Don’t have time to dig into this too much right now, but wanted to start this topic to let people know.
I have a user account on one system that had membership in multiple groups (all of them in fact).
For this particular system, (Administrators, Accounting, Clinicians, Data Clerk, Front Office, Physicians and Test.)
However, acl check seems to be incorrectly fail in some cases. (Expected behavior with membership in all groups ought to be access to anything/everything.) In this particular example, the Procedures/Labs module is unavailable.

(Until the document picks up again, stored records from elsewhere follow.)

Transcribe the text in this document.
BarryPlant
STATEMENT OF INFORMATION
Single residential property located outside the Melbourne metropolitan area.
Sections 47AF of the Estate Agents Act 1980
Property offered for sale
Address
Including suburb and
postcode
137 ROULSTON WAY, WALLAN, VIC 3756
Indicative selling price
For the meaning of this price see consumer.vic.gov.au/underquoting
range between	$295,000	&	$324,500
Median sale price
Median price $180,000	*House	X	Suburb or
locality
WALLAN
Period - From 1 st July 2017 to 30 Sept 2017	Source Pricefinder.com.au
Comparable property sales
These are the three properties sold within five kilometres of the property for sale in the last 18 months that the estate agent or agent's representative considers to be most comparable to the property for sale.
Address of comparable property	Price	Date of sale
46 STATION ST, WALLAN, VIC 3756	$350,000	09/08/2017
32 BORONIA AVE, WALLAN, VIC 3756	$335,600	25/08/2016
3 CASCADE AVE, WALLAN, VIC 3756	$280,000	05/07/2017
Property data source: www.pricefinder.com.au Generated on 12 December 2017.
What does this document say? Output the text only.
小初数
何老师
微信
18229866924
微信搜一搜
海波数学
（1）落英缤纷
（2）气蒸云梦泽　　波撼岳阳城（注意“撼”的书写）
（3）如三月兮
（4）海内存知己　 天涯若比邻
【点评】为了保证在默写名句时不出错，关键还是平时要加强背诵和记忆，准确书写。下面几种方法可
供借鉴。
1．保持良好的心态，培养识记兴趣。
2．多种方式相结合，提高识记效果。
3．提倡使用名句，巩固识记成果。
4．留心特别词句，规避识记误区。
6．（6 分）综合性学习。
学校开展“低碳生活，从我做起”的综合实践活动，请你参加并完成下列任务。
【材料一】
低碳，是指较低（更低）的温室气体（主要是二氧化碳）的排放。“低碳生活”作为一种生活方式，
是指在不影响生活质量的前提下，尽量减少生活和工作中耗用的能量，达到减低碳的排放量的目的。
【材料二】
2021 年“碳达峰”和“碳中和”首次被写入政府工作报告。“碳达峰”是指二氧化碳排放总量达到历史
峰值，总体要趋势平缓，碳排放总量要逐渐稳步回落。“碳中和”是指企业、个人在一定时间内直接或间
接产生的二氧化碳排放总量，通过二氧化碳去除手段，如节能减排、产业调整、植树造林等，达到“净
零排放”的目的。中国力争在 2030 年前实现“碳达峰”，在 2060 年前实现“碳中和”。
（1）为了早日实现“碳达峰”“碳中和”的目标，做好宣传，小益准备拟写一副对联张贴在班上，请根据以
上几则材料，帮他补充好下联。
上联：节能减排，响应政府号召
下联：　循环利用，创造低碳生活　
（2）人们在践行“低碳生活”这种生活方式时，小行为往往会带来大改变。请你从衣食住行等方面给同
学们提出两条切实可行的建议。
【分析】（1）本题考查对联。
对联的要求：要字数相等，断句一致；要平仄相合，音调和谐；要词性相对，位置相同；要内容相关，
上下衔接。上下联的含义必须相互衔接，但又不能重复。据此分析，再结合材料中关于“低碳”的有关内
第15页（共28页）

Removing membership from all but Administrators provides the needed access.
I suspect that some of the ACL issues people have reported may be related to this same problem.
The issue I am describing is with existing levels of control.
To clarify further. This call in interface/orders/list_reports.php
$thisauth = acl_check(‘patients’, ‘med’);
returns false if the user belongs to two groups “Data Clerk” with permissions for Medical/History (write,addonly optional)
and
Administrator rights (which should cover everything…)
Administrator rights might sound all mighty, but to review Procedures and finalize Procedures only the Physician can handle this in the Demos of OpenEMR. It was just by accident I found this solution. This happened about a month ago, so it might have been corrected.
ACL is full of mysteries, but the tutorial/manual seems to do a good job, but you need to understand the different options of what is allowed and what is denied.
Somewhere hidden in the deep there are the options to give WRITE, READ adn VIEW options.
Have you confirmed this on a new install? Note that if users unknowingly mess around with the Advanced ACL screen, some odd things can happen (there is a lot of flexibility that allows turning on/off specific aco’s, even per user).
As an aside,
One way to avoid this is to never use the the ACL to decline access and only use it to allow access (ie. treat them like keys that open doors).